Davanın devamı esnasında; 27.10.2018 tarih ve 30578 sayılı Resmi Gazetede yayımlanan değişiklik ile yapı ruhsatı formu ile yapı kullanma izin belgesi, Planlı Alanlar İmar Yönetmeliğine Ek-10 Yapı Ruhsatı Formu ve Ek-9 Yapı Kullanım İzin Belgesi olarak eklenmiştir. Yönetmelik ekinde yer alan Yapı Ruhsatı Formunda da yapı sahibinin, yapı müteahhidinin, şantiye şefinin, yapı denetçilerinin ve proje müelliflerinin imza hanelerine yer verilmemiş; her iki formun açıklama bölümünden de daha önceki yapı ruhsatı ve yapı kullanma izin belgesi formu açıklamalarında yer alan “İdareler sorumluluk alan mimar ve mühendislerin yaptıkları işlemlere ilişkin bilgileri her ayın ilk haftası içinde ilgili meslek odalarına bildirir." hükmü çıkarılmıştır.
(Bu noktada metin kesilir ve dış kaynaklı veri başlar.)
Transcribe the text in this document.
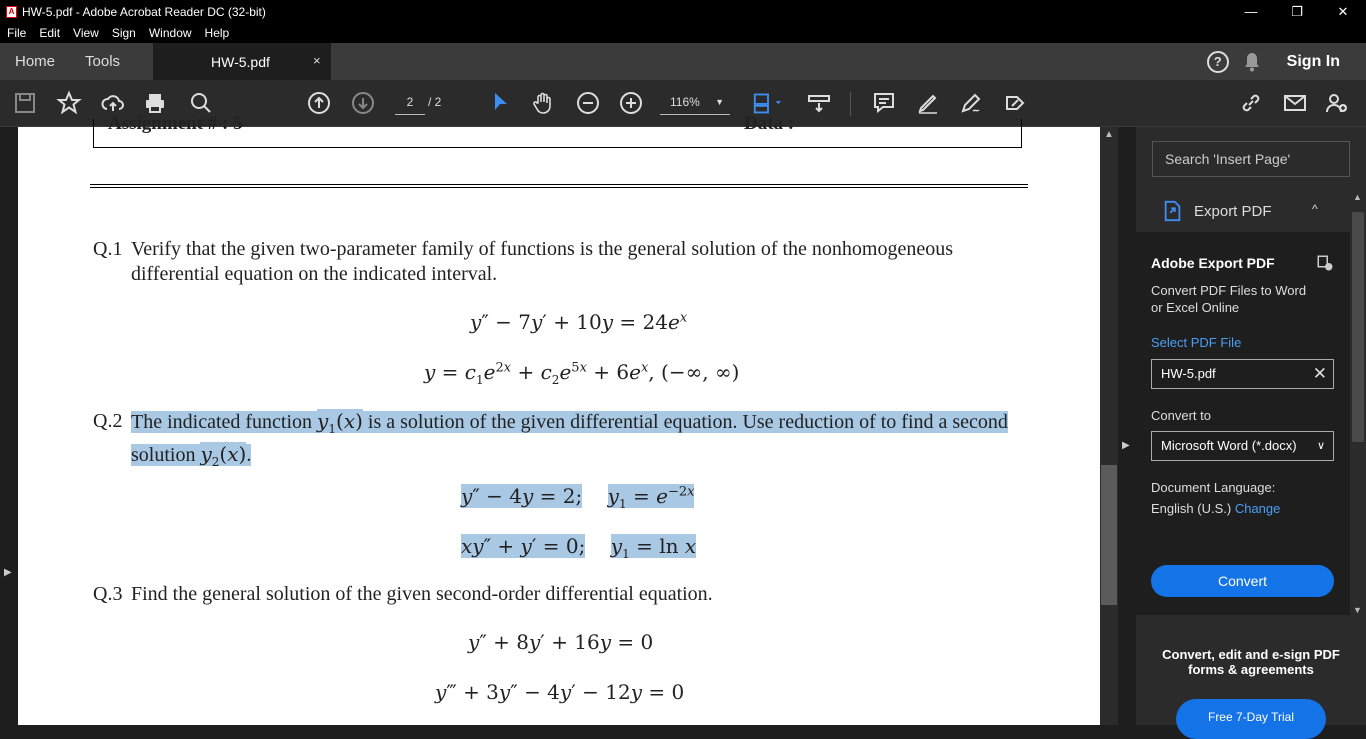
A HW-5.pdf - Adobe Acrobat Reader DC (32-bit)	—	❐	✕
File Edit View Sign Window Help
Home	Tools	HW-5.pdf	×	?	Sign In
2	/ 2	116% ▼
▶
Assignment # : 5	Data :
Q.1 Verify that the given two-parameter family of functions is the general solution of the nonhomogeneous differential equation on the indicated interval.
$y'' - 7y' + 10y = 24e^x$
$y = c_1e^{2x} + c_2e^{5x} + 6e^x$, (−∞, ∞)
Q.2 The indicated function $y_1(x)$ is a solution of the given differential equation. Use reduction of to find a second solution $y_2(x)$.
y″ − 4y = 2; $y_1 = e^{-2x}$
xy″ + y′ = 0; $y_1 = \ln x$
Q.3 Find the general solution of the given second-order differential equation.
y″ + 8y′ + 16y = 0
y‴ + 3y″ − 4y′ − 12y = 0
▲
▶
Search 'Insert Page'
Export PDF	^
Adobe Export PDF
Convert PDF Files to Word or Excel Online
Select PDF File
HW-5.pdf	✕
Convert to
Microsoft Word (*.docx) ∨
Document Language:
English (U.S.) Change
Convert
▲
▼
Convert, edit and e-sign PDF forms & agreements
Free 7-Day Trial
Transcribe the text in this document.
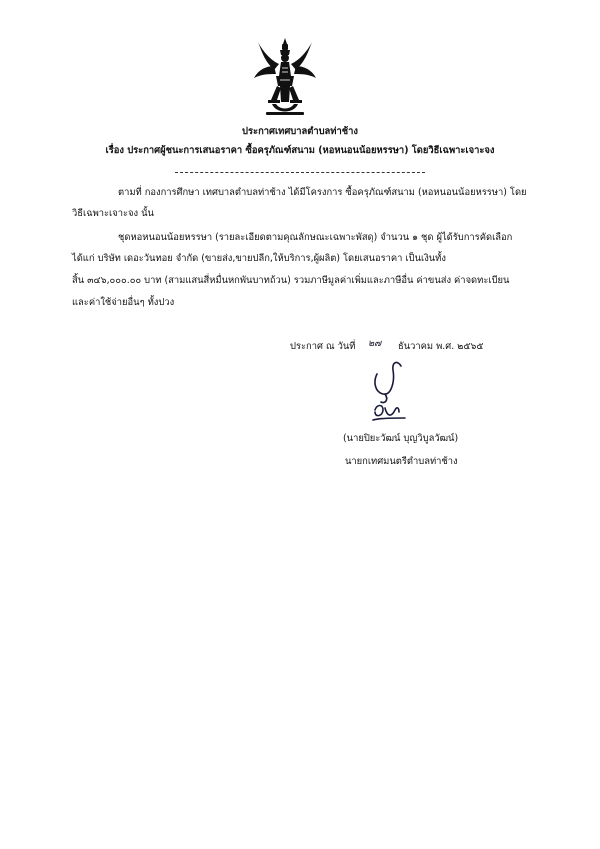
ประกาศเทศบาลตำบลท่าช้าง
เรื่อง ประกาศผู้ชนะการเสนอราคา ซื้อครุภัณฑ์สนาม (หอหนอนน้อยหรรษา) โดยวิธีเฉพาะเจาะจง
ตามที่ กองการศึกษา เทศบาลตำบลท่าช้าง ได้มีโครงการ ซื้อครุภัณฑ์สนาม (หอหนอนน้อยหรรษา) โดย
วิธีเฉพาะเจาะจง นั้น
ชุดหอหนอนน้อยหรรษา (รายละเอียดตามคุณลักษณะเฉพาะพัสดุ) จำนวน ๑ ชุด ผู้ได้รับการคัดเลือก
ได้แก่ บริษัท เดอะวันทอย จำกัด (ขายส่ง,ขายปลีก,ให้บริการ,ผู้ผลิต) โดยเสนอราคา เป็นเงินทั้ง
สิ้น ๓๔๖,๐๐๐.๐๐ บาท (สามแสนสี่หมื่นหกพันบาทถ้วน) รวมภาษีมูลค่าเพิ่มและภาษีอื่น ค่าขนส่ง ค่าจดทะเบียน
และค่าใช้จ่ายอื่นๆ ทั้งปวง
ประกาศ ณ วันที่ ๒๗ ธันวาคม พ.ศ. ๒๕๖๕
(นายปิยะวัฒน์ บุญวิบูลวัฒน์)
นายกเทศมนตรีตำบลท่าช้าง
Hukuka ve kamu yararına aykırı bu düzenlemenin iptaliyle açtığımız davada da Danıştay Dairesince 24/04/2019 tarihli karar ile deprem kuşağında yer alan ülkemiz açısından sağlıklı bir çevre ile can ve mal güvenliğinin sağlanabilmesininin önemi vurgulanarak “yapı ruhsatı formu ve yapı kullanma izni formu eki föylerde yer alan uyuşmazlık konusu ifadelerin, dava konusu işlemle kaldırılmasında hukuka uyarlık bulunmadığı sonucuna ulaşılmıştır….” gerekçesiyle dava konusu düzenlemelerin yürütmesinin durdurulmasına karar verilmiştir.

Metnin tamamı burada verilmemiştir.